Our assessment of global risk sentiment remains fairly weak and highly dominated by negative macro events. The simmering US-China trade altercation continues to undermine appetite for risk assets.
- US President Donald Trump’s decision to blacklist Chinese technology company Huawei from US telecom infrastructure has forced Google to suspend some of its business with the telecom giant.
- Geopolitical tensions between the United States and Iran have been escalated to new heights by a recent tweet by Trump which has raised the probability of a military conflict.
The positive rebound momentum from late last week is wearing off and the upside is capped, meaning most metals prices remain prone to selling pressure in the very short term. Three-month base metals prices on the London Metal Exchange were sluggish on Monday, with three-month copper and tin little changed while zinc was down by 0.3%. The rest of the complex managed to eke out small gains, with aluminium up 0.2%, and nickel and lead both up 0.1%.
In China, base metals prices on the Shanghai Futures Exchange were down across the board on Monday, with prices down by an average of 0.6%, led by a strong decline of 1.4% in the July zinc contract. This was followed by a 0.6% decline in the July nickel contract, while the July aluminium was down 0.5% and the July lead and September tin prices were down by 0.4%. July copper saw a milder decline of 0.3% and at the time of writing, it was trading at 47,730 yuan ($6,947) per tonne.
Spot copper prices in Changjiang were down by 0.3% at 47,700-47,860 yuan per tonne and the LME/Shanghai copper arbitrage ratio was last at 7.85.
Renewed selling interest in the precious metals complex has pushed the spot silver price to a new 2019 low of $14.39 per oz while spot gold price remained under selling pressure this morning, down 0.1%. Platinum and palladium prices fared better, with gains of 1% and 0.5% respectively this morning amid dip-buying interest on both metals.
On the SHFE, the June gold contract was down by 0.5% while the December silver contract was off by 0.8%.
In wider markets, geopolitical tensions in the Middle East have pushed the spot Brent crude oil price higher this morning at $73.27 per barrel, compared with last week’s low of $69.70 per barrel.

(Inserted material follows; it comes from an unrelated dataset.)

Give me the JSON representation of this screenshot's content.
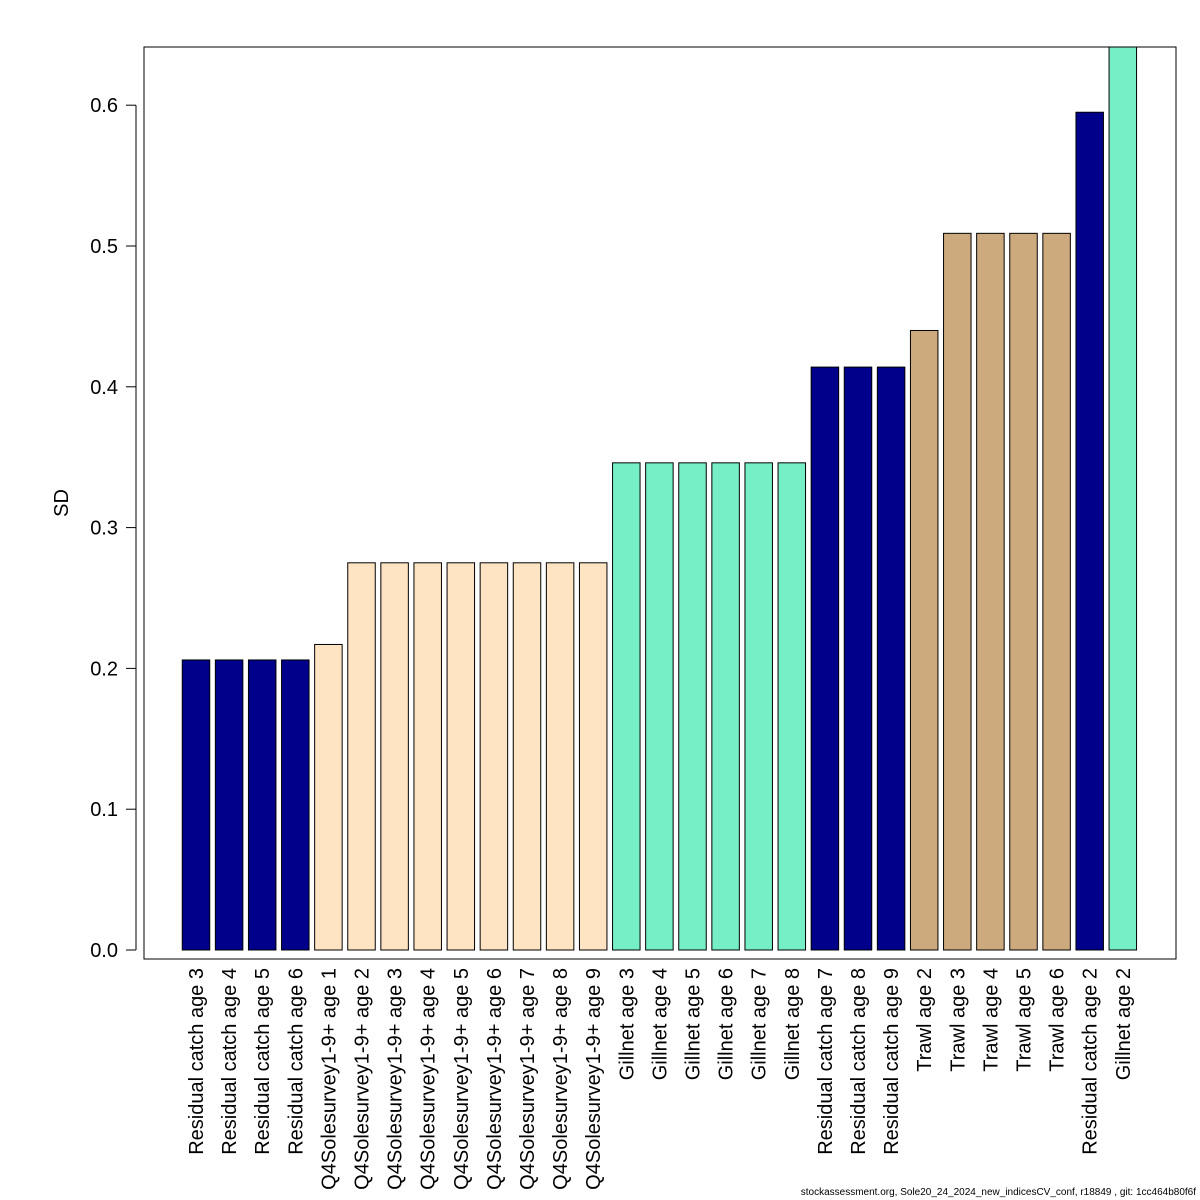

The yield on benchmark US 10-year treasuries has stabilized at 2.4011% and edged mildly higher from last week’s close of 2.3935%. There was little change on the German 10-year bund yield which remains in negative territory and was recently quoted at -0.1000%.
Asian equity markets were mixed this morning: Nikkei (+0.24%), Hang Seng (-0.63%), CSI 300 (-0.85%) and the ASX 200 (+1.74%).
US major indices were negative across the board at the close of trading on Friday May 17, with the Dow down 0.38%. S&P500 down 0.58% and with Nasdaq leading the decline, down 1.04% due to fragile global risk sentiment.
The dollar index maintained its upward trend and was recently quoted at 98.00, a contrast to last Monday’s low of 97.03. Sterling (1.2745) and the Australian dollar (0.6930) both saw some gains this morning, up 0.19% and 0.84% respectively. Meanwhile, the Japanese yen was weaker at (110.08) and the euro at (1.1160) is almost unchanged from Friday’s close of 1.1158.
The yuan continues to weaken at 6.9119, compared with around 6.7100 in mid-April before the escalation in the US-China trade dispute.
Data out already on Monday showed Japan’s preliminary GDP price index come in line at 0.2% while preliminary GDP came in better than expected at 0.5% against the -0.1% expected. The revised industrial production number from Japan also fared better, down 0.6% instead of the expected decline of 0.9%.
Other key data due out on Monday includes the latest producer price index numbers from Germany and the Buba Monthly Report. This is followed by speeches by US Federal Reserve chairman Jerome Powell and the country’s Federal Reserve Governor Richard Clarida today.
Today’s key themes and views
There is very little to be bullish about as selling interest has returned to the base metals complex this morning. There are growing geopolitical tensions between the US and Iran while the North American country’s trade relations with China have deteriorated. Tight backwardations in the nearby spreads for LME zinc, tin and nickel could put off fresh shorts but new materials returning to LME-approved sheds could cap any rebound momentum. Given the highly uncertain macro backdrop, LME copper and lead prices will remain under pressure in the short term while the LME aluminium price is generally in tandem with broader sentiment which remains weak in the short term.
Gold and silver prices are weak but both metals are finding some support near today’s low. A full military confrontation between the US and Iran could spark a major run in haven assets and a further sell-off in global equity indices should fuel a run to safety too.